One hundred and fifty-eight HIV-positive adult patients from Chennai and Madurai in southern India were recruited for the study. All the patients had culture-confirmed pulmonary TB, but were receiving no antiretroviral therapy. The patients were randomised to the two treatment groups. Sixty-nine percent of the patients had CD4 cell counts below 200 cells/mm3, and 3% of the patients had multi-drug resistant TB.
One hundred and twenty-two patients were available for evaluation at the end of follow-up, with 93% sputum smear negative in group A and 98% in group B. Mycobacterium tuberculosis culture was negative for 99% of group A and 95% of group B. There were seven relapses in group A and nine in group B. All differences were non-significant.

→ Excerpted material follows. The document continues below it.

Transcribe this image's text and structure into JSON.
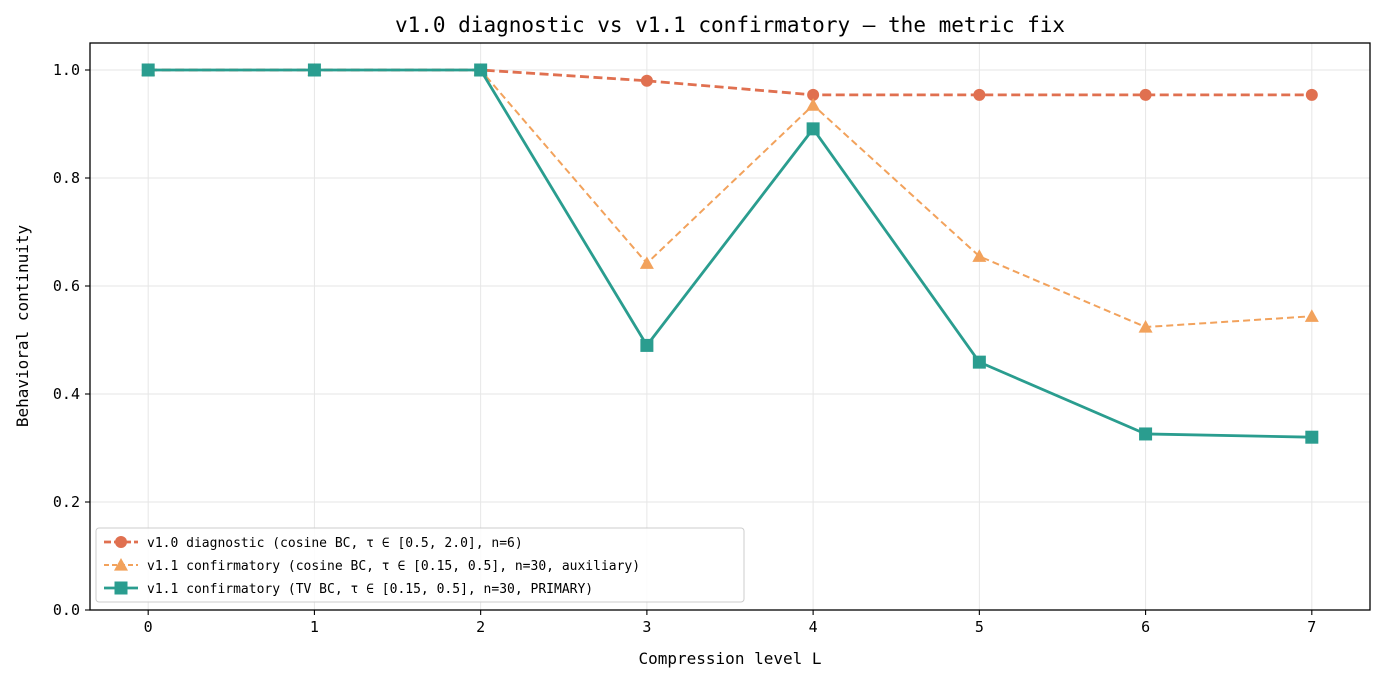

Adverse events observed during the study were mainly gastrointestinal, but the researchers saw no difference between the two study groups. Similarly, the eleven patients who died during the treatment period, the five who defaulted and the 19 who required a change of regimen were equally distributed between the two treatment groups.
As the study was powered to detect a 20% reduction in ‘unfavourable’ responses, the researchers concluded that the six-month regimen was equivalent to the nine month regimen in HIV-positive patients in India. Soumya Swaminathan, presenting, concluded that the use of this regimen may reduce the cost of treatment, without compromising the control of TB in this heavily co-infected population.
Swaminathan S et al. Randomized clinical trial of 6-month versus 9-month anti-tuberculosis treatment in HIV+ individuals with pulmonary tuberculosis. Twelfth Conference on Retroviruses and Opportunistic Infections, Boston, abstract 141, 2005.